•  BINU CHACKO MD PC
  • Binu Chacko MD PC

    366 N. Broadway, Suite PH-E1,

    Jericho, NY 11753

  • Tele-Psychiatry Consent Form

  • You MUST be a  NEW YORK STATE RESIDENT to participate in tele-medicine services provided by Binu Chacko MD. PC. and proof of residence must be provided prior to conducting sessions.

  • The benefits of having a video consultation can be:

    Obtaining continued psychiatric services during Pandemic or other states of emergency.

    Reducing the waiting time to see a specialist or delayed psychiatric outpatient services.

    Avoiding your need to travel to distant services.

    Assisting your local/primary health service provider to better look after you.

     

    The risks of having a video consultation can be:

    A video consultation will not be exactly the same, and may not be as complete and comprehensive as a face-to-face service.

    There could be some technical problems that affect the video visit.

    This health care service uses HIPAA complaint systems that meet recommended standards to protect the privacy and security of the video visits.

    However, the service cannot guarantee total protection against hacking or tapping into the video visit by outsiders. This risk is small, but it does exist.

    If the video visit does not achieve everything that is needed, then I will be given a choice about what to do next. This could include a follow up face-to-face visit, telephone visit, or a second video visit.

    I can change my mind and stop using video consultations at any time, including in the middle of a video visit. This will not make any difference to my right to ask for and receive health care. 

     

  • I hereby consent to engaging in telemedicine with Binu Chacko MD., as part of my psychiatry evaluations and medication management sessions. I understand that "telemedicine" includes the practice of health care delivery, diagnosis, consultation, treatment, transfer of medical data, and education using interactive audio, video, or data communications. I understand that telemedicine also involves the communication of my medical/mental information, both orally and visually, to health care practitioners located in New York or outside of New York.

    I understand that I have the following rights with respect to telemedicine:

    (1) I have the right to withhold or withdraw consent at any time without affecting my right to future care or treatment nor risking the loss or withdrawal of any program benefits to which I would otherwise be entitled.

    (2) The laws that protect the confidentiality of my medical information also apply to telemedicine. As such, I understand that the information disclosed by me during the course of my therapy is generally confidential.
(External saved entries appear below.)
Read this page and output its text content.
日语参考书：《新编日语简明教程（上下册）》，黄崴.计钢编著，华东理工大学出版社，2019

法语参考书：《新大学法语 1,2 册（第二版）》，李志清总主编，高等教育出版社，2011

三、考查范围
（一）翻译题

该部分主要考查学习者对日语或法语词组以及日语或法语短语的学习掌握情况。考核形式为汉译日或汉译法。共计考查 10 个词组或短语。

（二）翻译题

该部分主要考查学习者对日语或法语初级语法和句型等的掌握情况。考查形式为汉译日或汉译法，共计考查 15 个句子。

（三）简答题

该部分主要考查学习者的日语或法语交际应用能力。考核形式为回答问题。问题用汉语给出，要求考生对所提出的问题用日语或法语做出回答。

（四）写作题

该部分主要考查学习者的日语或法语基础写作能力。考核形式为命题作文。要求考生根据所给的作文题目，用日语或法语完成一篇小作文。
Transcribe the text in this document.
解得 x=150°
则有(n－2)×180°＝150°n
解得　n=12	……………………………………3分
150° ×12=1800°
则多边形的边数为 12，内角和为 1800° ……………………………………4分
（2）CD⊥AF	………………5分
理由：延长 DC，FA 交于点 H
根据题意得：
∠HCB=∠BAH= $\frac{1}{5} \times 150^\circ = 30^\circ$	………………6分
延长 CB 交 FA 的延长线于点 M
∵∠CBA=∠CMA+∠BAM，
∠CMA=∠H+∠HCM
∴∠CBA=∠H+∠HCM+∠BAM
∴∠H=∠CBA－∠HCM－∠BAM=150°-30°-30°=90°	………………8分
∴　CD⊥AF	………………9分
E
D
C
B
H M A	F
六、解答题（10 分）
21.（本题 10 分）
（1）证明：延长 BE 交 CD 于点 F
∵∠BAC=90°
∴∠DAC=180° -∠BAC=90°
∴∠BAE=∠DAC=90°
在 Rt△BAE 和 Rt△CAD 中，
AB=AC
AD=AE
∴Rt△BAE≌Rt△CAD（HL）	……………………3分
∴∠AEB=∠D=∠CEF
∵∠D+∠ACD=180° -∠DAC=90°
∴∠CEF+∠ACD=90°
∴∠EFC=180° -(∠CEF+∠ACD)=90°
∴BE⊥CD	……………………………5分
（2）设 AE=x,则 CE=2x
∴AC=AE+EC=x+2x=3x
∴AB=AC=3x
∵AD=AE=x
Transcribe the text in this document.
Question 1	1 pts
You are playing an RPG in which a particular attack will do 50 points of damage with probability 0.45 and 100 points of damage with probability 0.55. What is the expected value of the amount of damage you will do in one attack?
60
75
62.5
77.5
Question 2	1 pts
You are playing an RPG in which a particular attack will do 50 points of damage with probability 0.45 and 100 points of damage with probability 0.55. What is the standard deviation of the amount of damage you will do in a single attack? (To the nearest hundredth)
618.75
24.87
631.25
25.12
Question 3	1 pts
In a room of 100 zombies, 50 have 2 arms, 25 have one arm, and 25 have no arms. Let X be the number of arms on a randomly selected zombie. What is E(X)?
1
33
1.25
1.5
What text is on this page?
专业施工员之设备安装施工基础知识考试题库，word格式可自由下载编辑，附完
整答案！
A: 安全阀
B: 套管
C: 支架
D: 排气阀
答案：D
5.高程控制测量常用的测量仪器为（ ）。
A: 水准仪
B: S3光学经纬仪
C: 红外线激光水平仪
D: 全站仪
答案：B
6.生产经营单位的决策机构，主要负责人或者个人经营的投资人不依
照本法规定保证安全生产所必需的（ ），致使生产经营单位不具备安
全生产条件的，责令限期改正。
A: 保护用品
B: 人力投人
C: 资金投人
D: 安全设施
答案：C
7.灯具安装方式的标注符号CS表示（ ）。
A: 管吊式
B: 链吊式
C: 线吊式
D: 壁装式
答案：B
However, there are both mandatory and permissive exceptions to confidentiality, including, but not limited to reporting child, elder, and dependent adult abuse; expressed threats of violence towards an ascertainable victim; and where I make my mental or emotional state an issue in a legal proceeding.

    I also understand that the dissemination of any personally identifiable images or information from the telemedicine interaction to researchers or other entities shall not occur without my written consent.

    (3) I understand that there are risks and consequences from telemedicine, including, but not limited to, the possibility, despite reasonable efforts on the part of my psychiatrist, that: the transmission of my medical information could be disrupted or distorted by technical failures; the transmission of my medical information could be interrupted by unauthorized persons; and/or the electronic storage of my medical information could be accessed by unauthorized persons.

    In addition, I understand that telemedicine based services and care may not be as complete as face-to-face services. I also understand that if my psychotherapist believes I would be better served by another form of psychiatric services (e.g. face-to-face services) I will be referred to a psychiatrist who can provide such services in my area. Finally, I understand that there are potential risks and benefits associated with any form of psychiatry, and that despite my efforts and the efforts of my psychiatrist, my condition may not be improve, and in some cases may even get worse.

    (4) I understand that I may benefit from telemedicine, but that results cannot be guaranteed or assured.

    (5) I understand that I have a right to access my medical information and copies of medical records in accordance with New York Law.

     

    I have read and understand the information provided above. I have discussed it with my psychiatrist and all of my questions have been answered to my satisfaction.